Незнакомец отпил большой глоток, причмокнул, мечтательно закурил свою американскую сигарету, присев на корточки. Несмотря на презрительный тон, Андреичу тоже хотелось выпить, и он протянул в форточку свою худую жадную старческую руку.
– Ты чего, дед, в колонии строгого режима? – усмехнулся человек за окном. – Сквозь решку пить – гадом быть. Ты уж пригласи меня в гости, как человек. Выпьем. Расскажу тебе про разноцветные зубы.
Андреич прикинул, что квартира в этот час полным-полна людей, особого стрема нет, и решил пустить гостя.
И вот они сидели друг напротив друга в его комнате, покуривая. Хозяин выставил на табуретку граненые стаканы и получерствый белый хлеб с остатками масла, в качестве закуски. Разлили янтарное спиртное, и оно радостно вспыхнуло в гранях отраженным солнышком.
– Значит, воевал? – снова спросил незнакомец.
– Воевал, воевал, – равнодушно откликнулся пенсионер.
– Ну, тогда – за Победу! – предложил гость.
Они чокнулись, выпили. Алкоголь согрел изнутри тело старика, ему стало благостно.
«Ишь ты, удод пестрозубый», – думал он, глядя на гостя сквозь дымок от сигареты. – «А одет ничего, прилично. Деньги есть, ума не надо».
– Так чего зубы выкрасил? – спросил он.
– Ты воевал. Я тоже воевал, – ответил тот.

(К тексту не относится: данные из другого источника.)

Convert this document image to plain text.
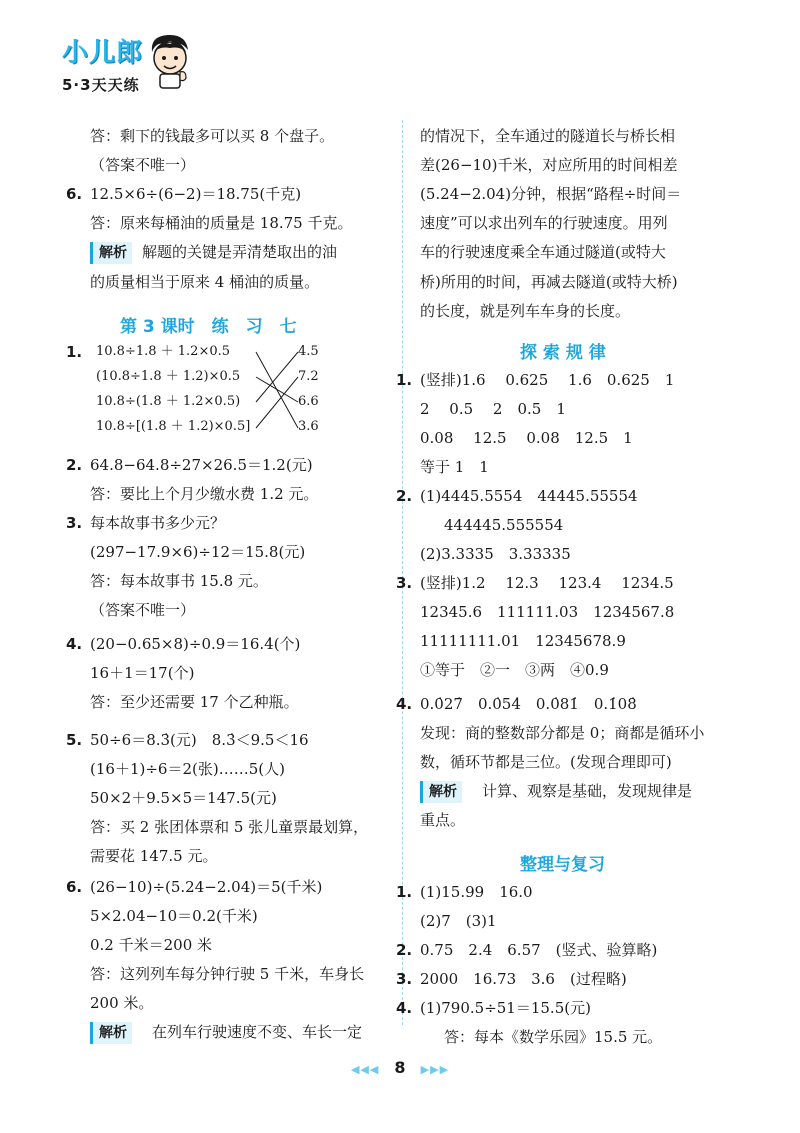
小儿郎
5·3天天练
答：剩下的钱最多可以买 8 个盘子。
（答案不唯一）
6. 12.5×6÷(6−2)＝18.75(千克)
答：原来每桶油的质量是 18.75 千克。
解析	解题的关键是弄清楚取出的油
的质量相当于原来 4 桶油的质量。
第 3 课时　练　习　七
1. 10.8÷1.8 ＋ 1.2×0.5
(10.8÷1.8 ＋ 1.2)×0.5
10.8÷(1.8 ＋ 1.2×0.5)
10.8÷[(1.8 ＋ 1.2)×0.5]
4.5
7.2
6.6
3.6
2. 64.8−64.8÷27×26.5＝1.2(元)
答：要比上个月少缴水费 1.2 元。
3. 每本故事书多少元？
(297−17.9×6)÷12＝15.8(元)
答：每本故事书 15.8 元。
（答案不唯一）
4. (20−0.65×8)÷0.9＝16.4̇(个)
16＋1＝17(个)
答：至少还需要 17 个乙种瓶。
5. 50÷6＝8.3̇(元)　8.3̇＜9.5＜16
(16＋1)÷6＝2(张)……5(人)
50×2＋9.5×5＝147.5(元)
答：买 2 张团体票和 5 张儿童票最划算，
需要花 147.5 元。
6. (26−10)÷(5.24−2.04)＝5(千米)
5×2.04−10＝0.2(千米)
0.2 千米＝200 米
答：这列列车每分钟行驶 5 千米，车身长
200 米。
解析	在列车行驶速度不变、车长一定
的情况下，全车通过的隧道长与桥长相
差(26−10)千米，对应所用的时间相差
(5.24−2.04)分钟，根据“路程÷时间＝
速度”可以求出列车的行驶速度。用列
车的行驶速度乘全车通过隧道(或特大
桥)所用的时间，再减去隧道(或特大桥)
的长度，就是列车车身的长度。
探 索 规 律
1. (竖排)1.6　 0.625　 1.6　0.625　1
2　 0.5　 2　0.5　1
0.08　 12.5　 0.08　12.5　1
等于 1　1
2. (1)4445.5554　44445.55554
444445.555554
(2)3.3335　3.33335
3. (竖排)1.2　 12.3　 123.4　 1234.5
12345.6　111111.03　1234567.8
11111111.01　12345678.9
①等于　②一　③两　④0.9
4. 0.0̇27̇　0.0̇54̇　0.0̇81̇　0.1̇08̇
发现：商的整数部分都是 0；商都是循环小
数，循环节都是三位。(发现合理即可)
解析	计算、观察是基础，发现规律是
重点。
整理与复习
1. (1)15.99　16.0
(2)7　(3)1
2. 0.75　2.4　6.57　(竖式、验算略)
3. 2000　16.73　3.6　(过程略)
4. (1)790.5÷51＝15.5(元)
答：每本《数学乐园》15.5 元。
◀◀◀ 8 ▶▶▶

Он оттянул вниз ворот полурасстегнутой синей рубахи, блеснула тонкая золотая цепочка на шее, а пониже цепочки обнажилась татуировка – КАНДАГАР
– Вот оно как. Интернационалист, – сказал старик, и приготовился выслушать какую-нибудь страшную или сентиментальную (а скорее всего, и то и другое одновременно) военную историю.
Рассказ не заставил себя ждать. Интернационалист рассказывал сначала довольно невнятно, много матерился, то переходя на полублатной жаргон, то на язык почти интеллигентный (видно, до Афганистана он учился в вузе). Чтобы не растягивать повествование, перескажем его рассказ коротко.
В 1983 году (год, обозначенный на татуировке) он служил в войсковой разведке. После Кандагара их часть оказалась в каких-то диких местах, почти в пустыне. В тех местах обитало какое-то племя, чем-то отличное от других афганцев, населяющих те края (кажется, племя отличалось языком, обычаями, возможно, люди этого племени даже не исповедовали ислам, или же это была какая-то особая разновидность ислама, сохранившая в себе связь с древними языческими культами).
В тех местах находилось большое количество боевых групп моджахедов (гость называл их, естественно,
«духами»), которые постоянно атаковали советские войска.